– Никак нет, вашбродь, чинно в башмаках лежал.
– Спасибо, голубчик, ступайте.
Когда городовой, козырнув, вышел, он обернулся к Свиридову.
– Что скажете, Александр Павлович? Не странно ли?
– Обувь? – выдохнул тот с папиросным дымом.
– Именно, голубчик. Вы ведь тоже заметили? На подошвах у нашего самоубийцы и на левом носке ботинка тёмные пятна, очень уж кровь напоминающие. И кровь эта вряд ли его. Я готов допустить, что брызги могли попасть ему на носок, но на подошвы?.. Он должен был лежать в луже крови с ногами, ну или ботинки должны были в ней находиться. А Старостин утверждает, что покойный обуви не терял, да и лужи возле его ног тоже не было. Да я ещё при осмотре обратил внимание: ни брюки, ни ноги ниже колен не запачканы. Вот увидите, вечером в отчете господина доктора мы с вами прочтём о том, что наш незнакомец незадолго до своей кончины потоптался в месте, которое должно будет заинтересовать сыскную полицию.
В дверь снова постучали. На этот раз в кабинет вошёл тот самый капитан Ермолин, а за ним молодой худощавый юноша лет двадцати в студенческом сюртуке.
– Владимир Гаврилович, – доложил капитан, – вот, Владимира Владимировича доставили, как Вы просили.
– Спасибо, господин капитан. Ступайте, но, если придётся отлучиться, предупредите меня, в вас ещё может возникнуть нужда. Здравствуй, Володя, садись.
Молодой человек коротко кивнул Свиридову и сел напротив отца. Беглого взгляда на двух Владимиров Филипповых было довольно, чтоб понять, что перед вами отец и сын, единственно старший в силу возраста и степенного положения был более грузен, усат, а в чёрной шевелюре уверенно поселилась седина.
Надо отметить, что в последнее время между отцом и сыном наметилась некая холодность, инициированная в первую очередь последним. Филиппов-старший списывал это на изменение окружения сына – тот начал учёбу в Университете, и, само собой, новая бытность частично вытеснила семейные отношения. Владимира Гавриловича, конечно, несколько печалило такое положение дел, но он мудро – как ему казалось – решил не выяснять отношений и обождать, пока новые впечатления утратят свою свежесть.

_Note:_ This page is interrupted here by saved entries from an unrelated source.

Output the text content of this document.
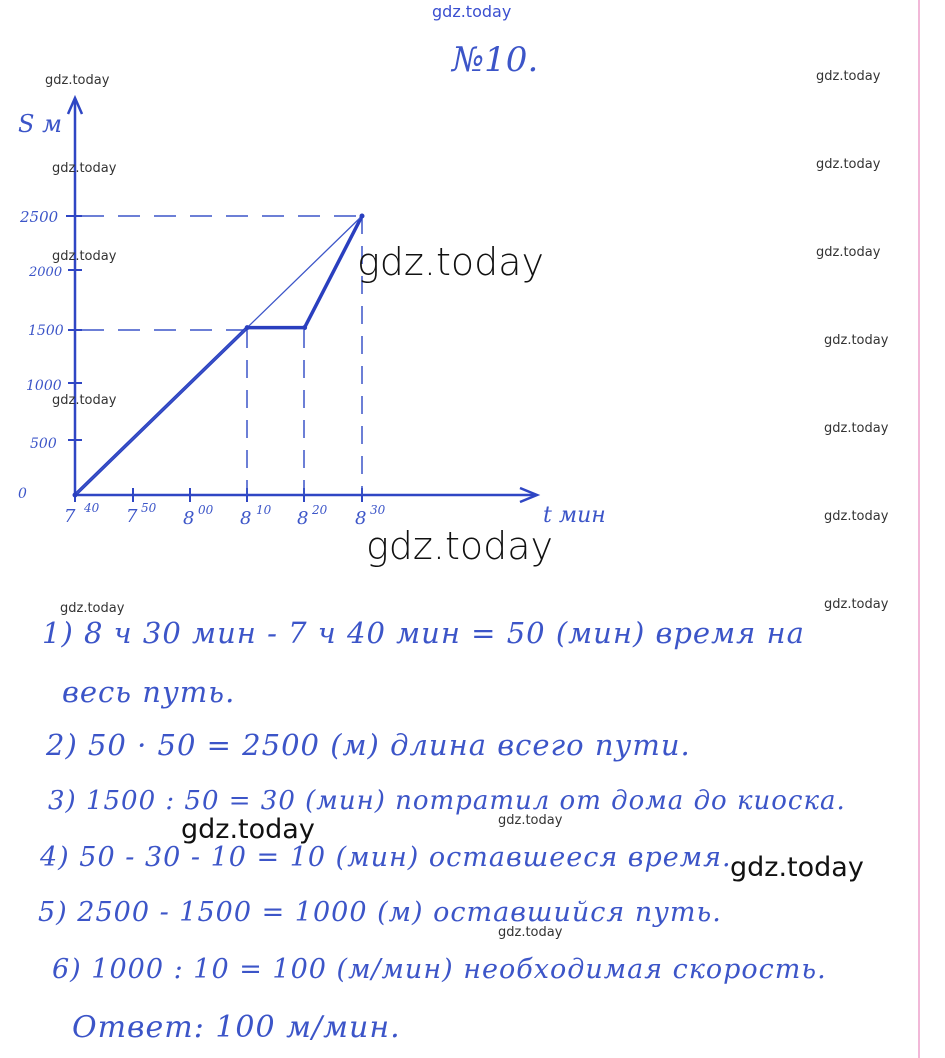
gdz.today
№10.
S м
t мин
0
500
1000
1500
2000
2500
7 40 7 50 8 00 8 10 8 20 8 30
gdz.today
gdz.today
gdz.today
gdz.today
gdz.today
gdz.today
gdz.today
gdz.today
gdz.today
gdz.today
gdz.today
gdz.today
gdz.today
gdz.today
gdz.today
gdz.today
gdz.today
gdz.today
1) 8 ч 30 мин - 7 ч 40 мин = 50 (мин) время на
весь путь.
2) 50 · 50 = 2500 (м) длина всего пути.
3) 1500 : 50 = 30 (мин) потратил от дома до киоска.
4) 50 - 30 - 10 = 10 (мин) оставшееся время.
5) 2500 - 1500 = 1000 (м) оставшийся путь.
6) 1000 : 10 = 100 (м/мин) необходимая скорость.
Ответ: 100 м/мин.
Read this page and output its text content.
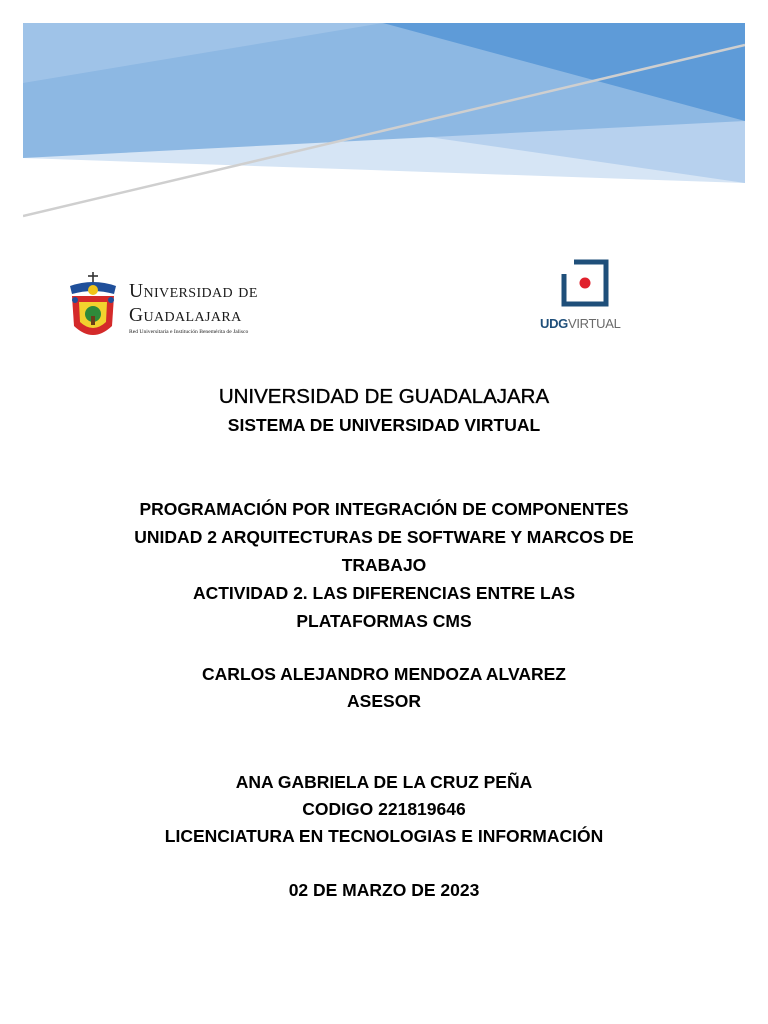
Universidad de
Guadalajara
Red Universitaria e Institución Benemérita de Jalisco
UDGVIRTUAL
UNIVERSIDAD DE GUADALAJARA
SISTEMA DE UNIVERSIDAD VIRTUAL
PROGRAMACIÓN POR INTEGRACIÓN DE COMPONENTES
UNIDAD 2 ARQUITECTURAS DE SOFTWARE Y MARCOS DE
TRABAJO
ACTIVIDAD 2. LAS DIFERENCIAS ENTRE LAS
PLATAFORMAS CMS
CARLOS ALEJANDRO MENDOZA ALVAREZ
ASESOR
ANA GABRIELA DE LA CRUZ PEÑA
CODIGO 221819646
LICENCIATURA EN TECNOLOGIAS E INFORMACIÓN
02 DE MARZO DE 2023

Тем более, что в Университете Владимира-младшего хвалили (грешен отец, не сдержался, заехал в альма-матер, переговорил с некоторыми старыми знакомцами), и поводов для серьезного беспокойства вроде бы не наблюдалось. В общем, действовал Филиппов по всегдашней мужской привычке – мол, само собой всё образуется. Потому и сейчас, глядя в настороженно-колючие, готовые к дерзости глаза сына, невольно медлил.
– Владимир… Нам с Александром Павловичем нужна твоя помощь… Видишь ли… Нам кажется, что с одним из твоих знакомых произошло несчастье…
Молодой человек продолжал настороженно смотреть на отца, лишь, казалось, плечи чуть поникли, и поза стала немного свободнее.